Move Over Credit Score, New Tool Helps Users And Lenders Evaluate Credit Potential

Harvest Platform has launched a new tool to help lenders make better credit decisions—and, in the process, help consumers gain access to much-needed credit.

Its PRO Index moves beyond just the decade-old credit score as a barometer of credit-worthiness. Rather, it also takes into account a user’s debt as a percentage of income and expenses as a percentage of income. It a nutshell, it assesses a user’s ability to keep on top of debt, as well as their overall expense obligations and spending habits.

This broader metric is especially important amid the pandemic, which has wreaked havoc on the finances of many consumers, Nami Baral, founder and chief executive, tells Forbes in an interview.

Consider a Finicity survey of 2,000 U.S. respondents in June that noted 55% of respondents have lost their jobs or had their income impacted because of Covid-19. Given the financial hardship, 61% of the impacted are worried about harm to their credit. What’s more, nearly all (95%) of the impacted are apprehensive about their ability to rebuild their credit and finance purchases down the road—even after the pandemic passes and recessionary conditions abate, according to the Finicity report.

That’s where the PRO Index can be especially useful. Credit score is a historical analysis, but used alone, it doesn’t give the full picture of a consumer’s potential, Baral says. Combining that with factors related to a customer’s spending habits and their ability to pay makes for a much stronger indicator, Baral says.

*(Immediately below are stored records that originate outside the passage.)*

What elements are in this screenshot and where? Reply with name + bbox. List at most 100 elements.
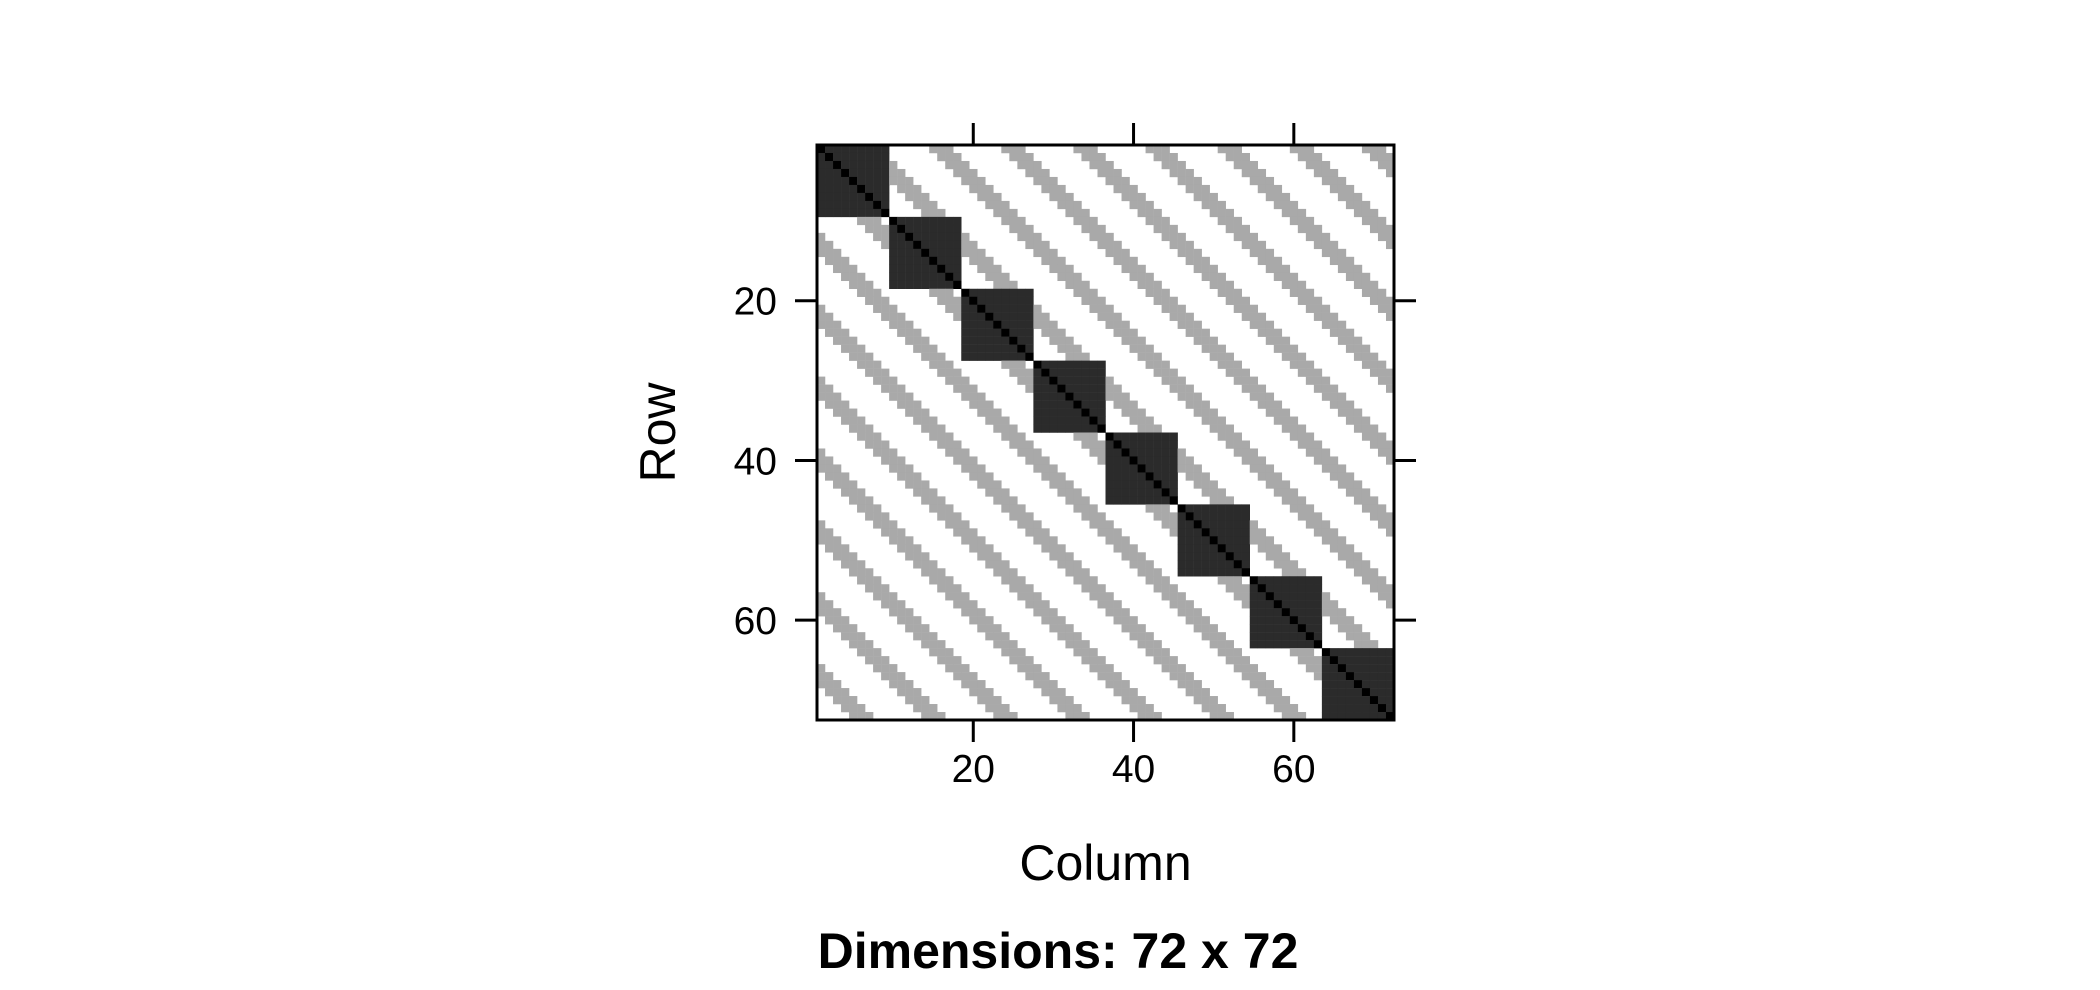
matrix-cell <box>1257 608 1267 617</box>
matrix-cell <box>1169 464 1178 473</box>
matrix-cell <box>1009 656 1018 665</box>
matrix-cell <box>1065 704 1074 713</box>
matrix-cell <box>913 696 922 705</box>
matrix-cell <box>1113 480 1122 489</box>
matrix-cell <box>817 608 826 617</box>
matrix-cell <box>921 496 930 505</box>
matrix-cell <box>1169 368 1178 377</box>
matrix-cell <box>1337 696 1347 705</box>
matrix-cell <box>1193 184 1202 194</box>
matrix-cell <box>1073 704 1082 713</box>
matrix-cell <box>977 336 986 345</box>
matrix-cell <box>1353 192 1363 202</box>
matrix-cell <box>1265 592 1275 601</box>
matrix-cell <box>1321 712 1331 721</box>
matrix-cell <box>841 192 850 202</box>
matrix-cell <box>953 600 962 609</box>
matrix-cell <box>1225 224 1234 234</box>
matrix-cell <box>1121 456 1130 465</box>
matrix-cell <box>1033 392 1042 401</box>
matrix-cell <box>841 272 850 282</box>
matrix-cell <box>1337 712 1347 721</box>
matrix-cell <box>1073 368 1082 377</box>
matrix-cell <box>1185 528 1194 537</box>
matrix-cell <box>1041 472 1050 481</box>
matrix-cell <box>921 216 930 226</box>
matrix-cell <box>1289 608 1299 617</box>
matrix-cell <box>1361 696 1371 705</box>
matrix-cell <box>833 480 842 489</box>
matrix-cell <box>1353 488 1363 497</box>
matrix-cell <box>1377 440 1387 449</box>
matrix-cell <box>1321 704 1331 713</box>
matrix-cell <box>1065 368 1074 377</box>
matrix-cell <box>1121 192 1130 202</box>
matrix-cell <box>849 264 858 274</box>
matrix-cell <box>1305 664 1315 673</box>
matrix-cell <box>1049 552 1058 561</box>
matrix-cell <box>1353 664 1363 673</box>
matrix-cell <box>1105 384 1114 393</box>
matrix-cell <box>929 704 938 713</box>
matrix-cell <box>1241 376 1250 385</box>
matrix-cell <box>825 688 834 697</box>
matrix-cell <box>1337 648 1347 657</box>
matrix-cell <box>977 696 986 705</box>
matrix-cell <box>1161 512 1170 521</box>
matrix-cell <box>1281 264 1291 274</box>
matrix-cell <box>1025 288 1034 297</box>
matrix-cell <box>1065 392 1074 401</box>
matrix-cell <box>1337 192 1347 202</box>
matrix-cell <box>993 320 1002 329</box>
matrix-cell <box>1305 224 1315 234</box>
matrix-cell <box>1257 400 1267 409</box>
matrix-cell <box>1025 520 1034 529</box>
matrix-cell <box>889 256 898 266</box>
matrix-cell <box>1385 696 1395 705</box>
matrix-cell <box>825 152 834 162</box>
matrix-cell <box>1193 560 1202 569</box>
matrix-cell <box>1225 640 1234 649</box>
matrix-cell <box>1161 656 1170 665</box>
matrix-cell <box>1257 640 1267 649</box>
matrix-cell <box>1065 272 1074 282</box>
matrix-cell <box>1209 496 1218 505</box>
matrix-cell <box>1009 648 1018 657</box>
matrix-cell <box>1201 200 1210 210</box>
matrix-cell <box>1161 216 1170 226</box>
matrix-cell <box>1217 360 1226 369</box>
matrix-cell <box>929 568 938 577</box>
matrix-cell <box>1289 584 1299 593</box>
matrix-cell <box>1089 520 1098 529</box>
matrix-cell <box>1121 400 1130 409</box>
matrix-cell <box>1257 672 1267 681</box>
matrix-cell <box>1361 576 1371 585</box>
matrix-cell <box>937 240 946 250</box>
matrix-cell <box>1321 656 1331 665</box>
matrix-cell <box>1201 688 1210 697</box>
matrix-cell <box>865 184 874 194</box>
matrix-cell <box>1217 344 1226 353</box>
matrix-cell <box>1321 384 1331 393</box>
matrix-cell <box>1057 424 1066 433</box>
matrix-cell <box>937 152 946 162</box>
matrix-cell <box>1209 200 1218 210</box>
matrix-cell <box>945 656 954 665</box>
matrix-cell <box>857 632 866 641</box>
matrix-cell <box>881 145 890 154</box>
matrix-cell <box>921 192 930 202</box>
matrix-cell <box>1017 576 1026 585</box>
matrix-cell <box>1201 704 1210 713</box>
matrix-cell <box>1385 368 1395 377</box>
matrix-cell <box>1353 408 1363 417</box>
matrix-cell <box>1145 488 1154 497</box>
matrix-cell <box>1345 664 1355 673</box>
matrix-cell <box>1201 184 1210 194</box>
matrix-cell <box>913 344 922 353</box>
matrix-cell <box>1233 512 1242 521</box>
matrix-cell <box>1281 344 1291 353</box>
matrix-cell <box>849 480 858 489</box>
matrix-cell <box>1097 584 1106 593</box>
matrix-cell <box>937 280 946 289</box>
matrix-cell <box>897 328 906 337</box>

Harvest has NY-area credit unions signed up, a spokeswoman says. Lenders pay a per user per month fee to help them better understand the financial wellness of their existing customer portfolio.

Harvest Platform launched in 2019 with the stated goal of helping consumers increase their net worth. Its first product, an automated fee negotiation tool, has hundreds of thousands of users, Baral says. The tool helps users identify negotiable bank fees and interest charges and help get them refunded back to their account. There is no upfront cost for individual users. Harvest collects 25% for auto-negotiate, but only when customers get their money back.

So, for instance, if the platform identifies $250 in credit card fees and is able to get $150 back for the customer, the customer receives back 75% of that, or $112.50. On average, Harvest has a 90% success rate in getting some amount of refund for its users, a spokeswoman says.

The platform also offers users a debt dashboard, which helps users identify their debts and offers suggestions and insights on potential savings from modifying their debt payments.

The company has raised $3.2 million in two rounds of venture funding, from backers including Barclays Capital and Lakehouse Ventures.